The past offers clear lessons about human responses to outbreaks of infectious disease. In the Renaissance, Italy was made up of small territorial states, and travel between them was regularly restricted because of outbreaks of plague.
In the opening to The Decameron, the poet Giovanni Boccaccio described reactions in his native Florence to an outbreak. He lamented that “the authority of the laws, both human and divine, was dissolved and fallen into decay.” We should take Boccaccio’s account as a warning.
Italy only became a single nation in 1861; its deep regional divisions are still felt politically, linguistically and gastronomically. In this time of coronavirus, Italy’s national identity is showing signs of strain. In addition to closing off certain towns with clusters of infections, regional governments are working to isolate themselves from the rest of the country. These measures are about much more than health controls. They highlight regional identities and emphasize the tensions between local and national actions being taken to contain Italy’s outbreak.

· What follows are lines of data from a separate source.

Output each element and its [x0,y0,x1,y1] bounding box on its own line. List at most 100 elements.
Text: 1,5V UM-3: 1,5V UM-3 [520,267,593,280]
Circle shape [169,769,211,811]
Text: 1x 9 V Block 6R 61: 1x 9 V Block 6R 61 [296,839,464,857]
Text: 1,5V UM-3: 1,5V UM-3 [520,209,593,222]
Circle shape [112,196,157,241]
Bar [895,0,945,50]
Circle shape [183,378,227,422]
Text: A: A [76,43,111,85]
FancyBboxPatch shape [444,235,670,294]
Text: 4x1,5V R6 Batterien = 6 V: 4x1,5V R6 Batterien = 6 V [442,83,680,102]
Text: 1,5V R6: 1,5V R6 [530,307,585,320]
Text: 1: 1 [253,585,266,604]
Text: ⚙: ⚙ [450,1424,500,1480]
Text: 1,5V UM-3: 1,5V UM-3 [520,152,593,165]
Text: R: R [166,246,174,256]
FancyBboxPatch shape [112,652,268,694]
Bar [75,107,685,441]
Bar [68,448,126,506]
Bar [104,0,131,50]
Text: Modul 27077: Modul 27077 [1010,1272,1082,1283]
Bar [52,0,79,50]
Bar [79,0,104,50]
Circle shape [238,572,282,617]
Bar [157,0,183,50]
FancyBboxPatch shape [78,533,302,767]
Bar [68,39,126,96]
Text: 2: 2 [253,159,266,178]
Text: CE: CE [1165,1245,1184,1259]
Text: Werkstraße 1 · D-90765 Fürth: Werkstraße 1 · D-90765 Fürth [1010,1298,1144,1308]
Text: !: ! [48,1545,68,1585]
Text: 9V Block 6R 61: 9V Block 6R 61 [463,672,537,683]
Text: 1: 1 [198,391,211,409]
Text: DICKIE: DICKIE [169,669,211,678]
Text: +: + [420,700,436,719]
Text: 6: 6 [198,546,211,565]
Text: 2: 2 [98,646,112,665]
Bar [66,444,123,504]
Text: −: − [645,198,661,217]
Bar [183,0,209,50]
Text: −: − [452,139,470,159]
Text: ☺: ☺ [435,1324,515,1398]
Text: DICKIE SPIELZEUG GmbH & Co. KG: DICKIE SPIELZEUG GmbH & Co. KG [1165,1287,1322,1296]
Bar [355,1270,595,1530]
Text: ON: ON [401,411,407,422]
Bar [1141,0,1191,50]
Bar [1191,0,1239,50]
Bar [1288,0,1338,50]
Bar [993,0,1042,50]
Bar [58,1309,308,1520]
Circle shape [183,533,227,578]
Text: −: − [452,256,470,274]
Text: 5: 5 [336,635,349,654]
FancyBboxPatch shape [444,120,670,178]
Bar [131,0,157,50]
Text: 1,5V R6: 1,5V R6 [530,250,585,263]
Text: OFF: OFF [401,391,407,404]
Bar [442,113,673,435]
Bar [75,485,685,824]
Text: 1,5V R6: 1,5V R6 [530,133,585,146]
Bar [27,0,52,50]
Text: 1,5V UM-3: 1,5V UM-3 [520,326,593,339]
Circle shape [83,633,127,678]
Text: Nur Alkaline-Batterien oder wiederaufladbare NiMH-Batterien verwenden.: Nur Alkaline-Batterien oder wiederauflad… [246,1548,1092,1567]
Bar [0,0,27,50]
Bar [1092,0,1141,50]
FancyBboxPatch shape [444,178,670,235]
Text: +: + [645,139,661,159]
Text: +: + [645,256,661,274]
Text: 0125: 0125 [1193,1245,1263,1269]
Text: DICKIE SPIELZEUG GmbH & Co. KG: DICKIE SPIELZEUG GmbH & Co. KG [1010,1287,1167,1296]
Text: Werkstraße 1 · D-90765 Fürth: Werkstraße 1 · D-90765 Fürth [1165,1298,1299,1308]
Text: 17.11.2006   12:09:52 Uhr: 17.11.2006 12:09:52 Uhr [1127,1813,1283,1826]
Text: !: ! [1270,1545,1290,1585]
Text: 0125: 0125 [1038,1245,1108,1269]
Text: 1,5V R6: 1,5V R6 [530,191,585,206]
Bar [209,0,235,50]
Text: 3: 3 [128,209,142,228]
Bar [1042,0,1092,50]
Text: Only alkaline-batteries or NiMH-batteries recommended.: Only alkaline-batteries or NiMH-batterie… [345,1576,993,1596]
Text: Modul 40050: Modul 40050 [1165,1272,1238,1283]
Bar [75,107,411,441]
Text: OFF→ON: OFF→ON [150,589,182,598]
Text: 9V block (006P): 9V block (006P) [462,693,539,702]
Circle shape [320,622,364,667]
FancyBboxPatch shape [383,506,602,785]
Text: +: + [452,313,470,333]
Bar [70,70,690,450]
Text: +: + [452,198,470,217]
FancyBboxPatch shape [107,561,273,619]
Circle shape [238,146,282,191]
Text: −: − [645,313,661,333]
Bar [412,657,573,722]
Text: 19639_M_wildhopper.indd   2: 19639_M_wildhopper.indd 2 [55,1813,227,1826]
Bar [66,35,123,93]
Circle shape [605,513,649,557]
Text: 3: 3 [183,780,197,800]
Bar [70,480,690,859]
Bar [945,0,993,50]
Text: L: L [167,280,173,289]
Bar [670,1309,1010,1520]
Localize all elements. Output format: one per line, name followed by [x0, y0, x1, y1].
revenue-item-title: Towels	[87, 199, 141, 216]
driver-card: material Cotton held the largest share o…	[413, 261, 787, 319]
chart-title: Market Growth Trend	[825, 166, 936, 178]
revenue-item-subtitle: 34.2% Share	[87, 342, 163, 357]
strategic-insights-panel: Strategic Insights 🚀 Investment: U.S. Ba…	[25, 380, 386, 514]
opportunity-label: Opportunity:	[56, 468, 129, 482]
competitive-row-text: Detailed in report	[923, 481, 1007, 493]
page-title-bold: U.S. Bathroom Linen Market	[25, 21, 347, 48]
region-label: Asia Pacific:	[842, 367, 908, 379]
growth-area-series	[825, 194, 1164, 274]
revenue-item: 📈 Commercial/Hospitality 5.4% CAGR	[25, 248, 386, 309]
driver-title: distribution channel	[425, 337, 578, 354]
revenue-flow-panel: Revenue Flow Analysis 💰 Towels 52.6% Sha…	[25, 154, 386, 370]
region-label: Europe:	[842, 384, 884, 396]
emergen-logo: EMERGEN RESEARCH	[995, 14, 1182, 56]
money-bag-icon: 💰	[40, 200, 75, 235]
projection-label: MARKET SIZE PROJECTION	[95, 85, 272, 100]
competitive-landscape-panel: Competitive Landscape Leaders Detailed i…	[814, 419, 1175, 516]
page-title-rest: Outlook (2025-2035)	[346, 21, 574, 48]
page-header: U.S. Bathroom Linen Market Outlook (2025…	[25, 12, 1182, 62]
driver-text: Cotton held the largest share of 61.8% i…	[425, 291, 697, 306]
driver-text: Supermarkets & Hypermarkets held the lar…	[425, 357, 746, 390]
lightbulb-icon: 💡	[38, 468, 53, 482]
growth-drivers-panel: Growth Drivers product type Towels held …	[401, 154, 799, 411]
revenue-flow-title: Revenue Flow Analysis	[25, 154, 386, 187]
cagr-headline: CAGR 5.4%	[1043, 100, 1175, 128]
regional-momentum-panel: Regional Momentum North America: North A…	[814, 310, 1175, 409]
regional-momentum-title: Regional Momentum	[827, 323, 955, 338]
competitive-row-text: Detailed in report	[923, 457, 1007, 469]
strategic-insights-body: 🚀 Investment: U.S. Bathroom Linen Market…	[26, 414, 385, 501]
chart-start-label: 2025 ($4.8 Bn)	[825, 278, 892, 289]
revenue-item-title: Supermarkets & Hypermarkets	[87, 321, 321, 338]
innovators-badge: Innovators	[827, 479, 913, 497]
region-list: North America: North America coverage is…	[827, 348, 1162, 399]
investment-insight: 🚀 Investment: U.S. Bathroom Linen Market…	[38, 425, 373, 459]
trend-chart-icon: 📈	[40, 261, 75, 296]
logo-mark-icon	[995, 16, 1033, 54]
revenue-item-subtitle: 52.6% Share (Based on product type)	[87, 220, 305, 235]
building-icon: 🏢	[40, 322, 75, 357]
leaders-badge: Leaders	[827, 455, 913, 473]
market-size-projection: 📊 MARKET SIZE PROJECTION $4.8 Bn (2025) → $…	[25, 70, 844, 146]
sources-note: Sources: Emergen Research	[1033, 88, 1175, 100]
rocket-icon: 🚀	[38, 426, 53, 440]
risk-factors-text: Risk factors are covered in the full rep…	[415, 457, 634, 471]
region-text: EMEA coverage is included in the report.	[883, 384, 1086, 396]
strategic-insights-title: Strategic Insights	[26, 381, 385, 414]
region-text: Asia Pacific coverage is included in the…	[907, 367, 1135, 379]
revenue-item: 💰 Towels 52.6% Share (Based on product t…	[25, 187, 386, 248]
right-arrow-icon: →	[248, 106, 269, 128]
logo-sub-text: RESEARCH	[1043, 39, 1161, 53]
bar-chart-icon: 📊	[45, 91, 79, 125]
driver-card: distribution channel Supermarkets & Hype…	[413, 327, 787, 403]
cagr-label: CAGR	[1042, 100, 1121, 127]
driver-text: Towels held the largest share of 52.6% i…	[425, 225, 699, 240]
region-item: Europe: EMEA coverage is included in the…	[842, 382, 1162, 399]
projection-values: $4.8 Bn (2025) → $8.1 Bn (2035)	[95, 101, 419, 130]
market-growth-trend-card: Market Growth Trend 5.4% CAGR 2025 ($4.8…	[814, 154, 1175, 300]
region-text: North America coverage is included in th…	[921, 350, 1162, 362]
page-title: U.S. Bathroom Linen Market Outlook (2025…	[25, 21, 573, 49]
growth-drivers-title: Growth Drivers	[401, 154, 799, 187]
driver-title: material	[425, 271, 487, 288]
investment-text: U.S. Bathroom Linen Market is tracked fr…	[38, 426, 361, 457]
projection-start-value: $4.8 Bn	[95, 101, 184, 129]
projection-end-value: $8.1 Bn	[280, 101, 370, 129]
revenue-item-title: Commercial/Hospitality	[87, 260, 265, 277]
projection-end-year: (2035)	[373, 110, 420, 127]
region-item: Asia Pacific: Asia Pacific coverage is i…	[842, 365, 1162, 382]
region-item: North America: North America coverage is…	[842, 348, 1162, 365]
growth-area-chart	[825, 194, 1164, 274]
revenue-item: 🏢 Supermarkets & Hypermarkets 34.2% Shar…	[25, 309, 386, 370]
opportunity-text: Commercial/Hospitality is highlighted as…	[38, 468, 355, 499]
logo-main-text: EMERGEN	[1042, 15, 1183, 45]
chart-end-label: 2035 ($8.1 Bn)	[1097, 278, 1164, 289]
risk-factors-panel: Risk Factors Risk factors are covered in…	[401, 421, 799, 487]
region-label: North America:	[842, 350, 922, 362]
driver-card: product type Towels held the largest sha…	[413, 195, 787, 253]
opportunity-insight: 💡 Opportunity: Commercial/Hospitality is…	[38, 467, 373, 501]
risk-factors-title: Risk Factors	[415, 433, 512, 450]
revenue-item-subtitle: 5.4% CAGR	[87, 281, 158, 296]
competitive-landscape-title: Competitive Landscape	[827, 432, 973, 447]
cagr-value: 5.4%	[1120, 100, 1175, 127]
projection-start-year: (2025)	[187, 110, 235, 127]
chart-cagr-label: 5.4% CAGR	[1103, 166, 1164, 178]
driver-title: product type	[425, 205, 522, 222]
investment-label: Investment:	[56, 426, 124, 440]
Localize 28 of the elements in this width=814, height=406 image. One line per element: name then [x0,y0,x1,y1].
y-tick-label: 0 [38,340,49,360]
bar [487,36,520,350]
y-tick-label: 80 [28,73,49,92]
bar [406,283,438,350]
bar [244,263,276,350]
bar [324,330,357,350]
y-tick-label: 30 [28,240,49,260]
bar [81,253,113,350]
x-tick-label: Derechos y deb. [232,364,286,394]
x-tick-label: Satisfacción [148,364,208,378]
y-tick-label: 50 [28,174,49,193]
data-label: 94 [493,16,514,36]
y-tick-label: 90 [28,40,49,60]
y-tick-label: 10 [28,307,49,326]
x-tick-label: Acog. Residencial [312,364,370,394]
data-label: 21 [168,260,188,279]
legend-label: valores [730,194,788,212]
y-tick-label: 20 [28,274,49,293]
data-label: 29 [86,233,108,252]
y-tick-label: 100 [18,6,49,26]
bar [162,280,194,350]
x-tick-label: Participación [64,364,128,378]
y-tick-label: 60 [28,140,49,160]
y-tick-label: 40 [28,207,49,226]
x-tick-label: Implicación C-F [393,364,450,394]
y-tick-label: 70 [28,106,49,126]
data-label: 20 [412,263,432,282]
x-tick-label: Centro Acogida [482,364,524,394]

We should be on guard against the ways that outbreaks of disease have historically led to the persecutions of marginalized people. In Italy, anti-migrant sentiment is also being combined with anxieties about the new coronavirus. The Italian interior ministry announced that 276 migrants who were rescued off the coast of Libya would be placed in mandatory quarantine in Sicily, though they had no connection to locations affected by the coronavirus. This kind of slippage from disease to xenophobia is an outcome that we have seen throughout history. It represents the breakdown of our society’s laws and morals in the face of fear. It, too, is a symptom of disease.